Minister Of Justice Launches ‘Knowledge Products’

The Minister of Justice and Attorney-General, Mrs Gloria Afua Akuffo, on Wednesday, launched the legal and justice sector reforms dubbed ‘Knowledge Products’.

The reforms are targeted at improving the quality of legal service delivery as well as strengthen the institutions in the legal and justice sector with a focus on building the Criminal Justice institutions to improve internal efficiency.

Mrs Gloria Akuffo, the Minister of Justice, noted that it was requisite for all stakeholders in the legal and justice sector to provide support for any initiative in the sector aimed at improving the justice delivery system, as the absence of an efficient and effective justice sector could derail the democratic efforts of the country.

She urged the heads of institutions and agencies to adopt the monitoring and evaluating systems in the new processes to ensure they were utilised for optimum advantage.
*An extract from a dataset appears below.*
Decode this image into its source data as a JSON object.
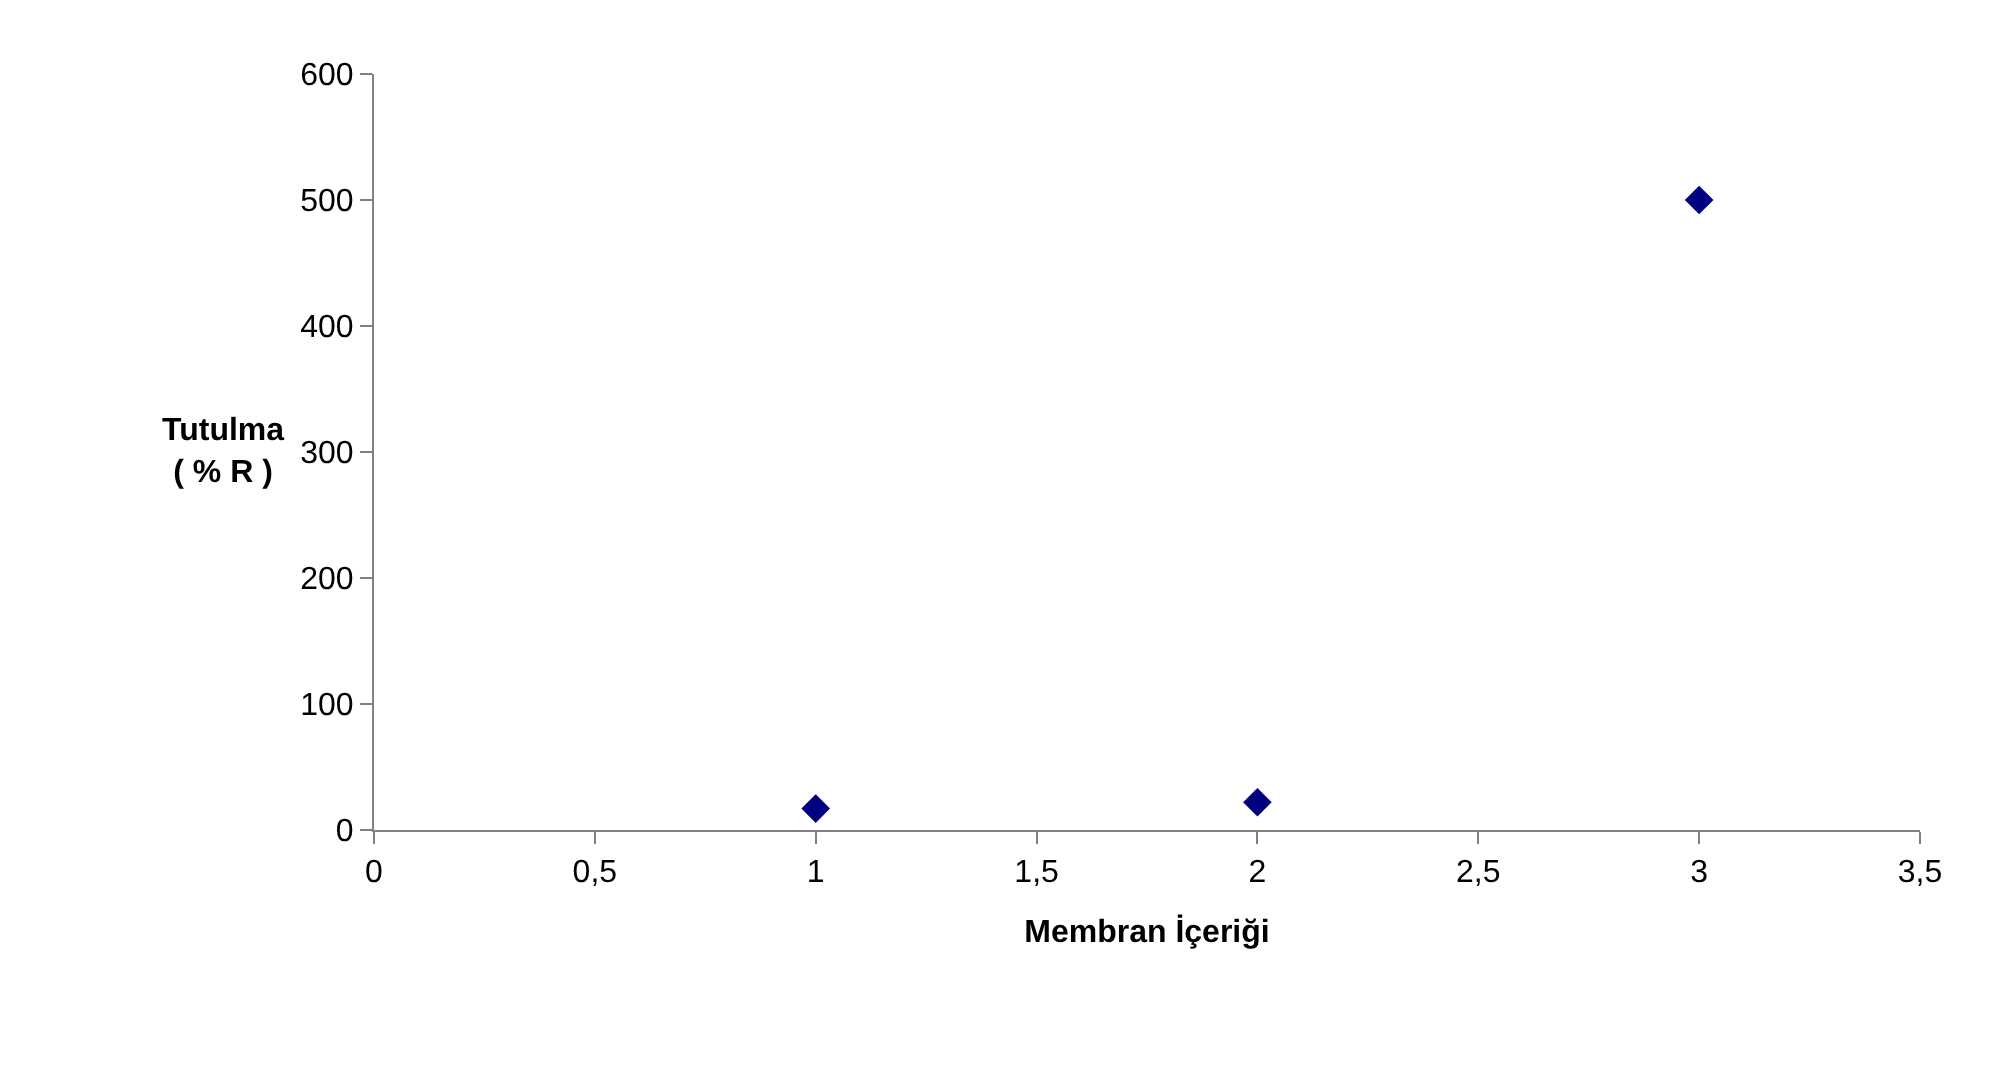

Presenting an overview of the entire process, Ms Sandra Thompson, the Head of Project Management Unit, said the Legal and Justice Sector Reform Programme was an initiative by the Government and was intended to enhance Inter-Agency collaboration as a measure to improve justice delivery in Ghana.

She said the programme was necessitated as a dire measure to address the weakened functionality, structural and institutional capacity challenges inherent in the legal and justice sector that have caused inefficiencies and led to low public confidence, limited accessibility, reduced quality of services and delayed dispensation of justice especially for the vulnerable.
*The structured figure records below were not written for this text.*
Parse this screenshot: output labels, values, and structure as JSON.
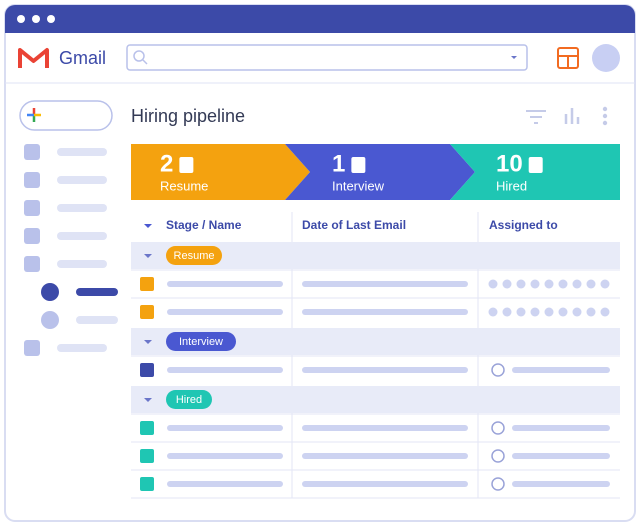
{
  "app": {
    "name": "Gmail"
  },
  "page": {
    "title": "Hiring pipeline"
  },
  "pipeline": [
    {
      "count": 2,
      "label": "Resume"
    },
    {
      "count": 1,
      "label": "Interview"
    },
    {
      "count": 10,
      "label": "Hired"
    }
  ],
  "table": {
    "columns": [
      "Stage / Name",
      "Date of Last Email",
      "Assigned to"
    ],
    "groups": [
      {
        "label": "Resume"
      },
      {
        "label": "Interview"
      },
      {
        "label": "Hired"
      }
    ]
  }
}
“This desire to improve the sector in a collaborative manner led to a UNDP-funded evidence-based survey to determine the perceptions of the sector that were held by the public and to provide information on the current levels of knowledge, experience and attitudes of the public to the justice sector in Ghana,” she said.

She said the survey identified the level of transparency and the speed of the processes and proceedings in the formal justice system as the significant issues in the sector.

Thus reforms proposed by respondents were aimed at improving access to quality of justice delivery in the formal and informal justice systems,” Ms Thompson said.

The Ministry of Justice and Attorney General’s Department (MOJAGD) therefore partnered with the UNDP to develop these targeted reforms to improve the quality of legal service delivery, which process was preceded by intensive consultations of legal service and justice sector institutions.

The programme however, does not contemplate across-board reforms but rather implement targeted interventions to reinforce the key legal and justice institutions to improve functionality and capacity for quality service delivery.
The knowledge products of the legal service and justice sector reforms programme include Standard Operating Procedures, Training Plan, Mandates of the Criminal Justice Sector Institutions and a Change Management Strategy.

With MOJAGD as the coordinating agency, participating agencies responsible for implementing specific programme activities include the Police Service, the Prisons Service, the Judicial Service, and the Legislative Drafting Division.
Others are the Public Prosecutions Division, Economic and Organised Crime Office, Legal Aid Scheme and the Law Reform Commission.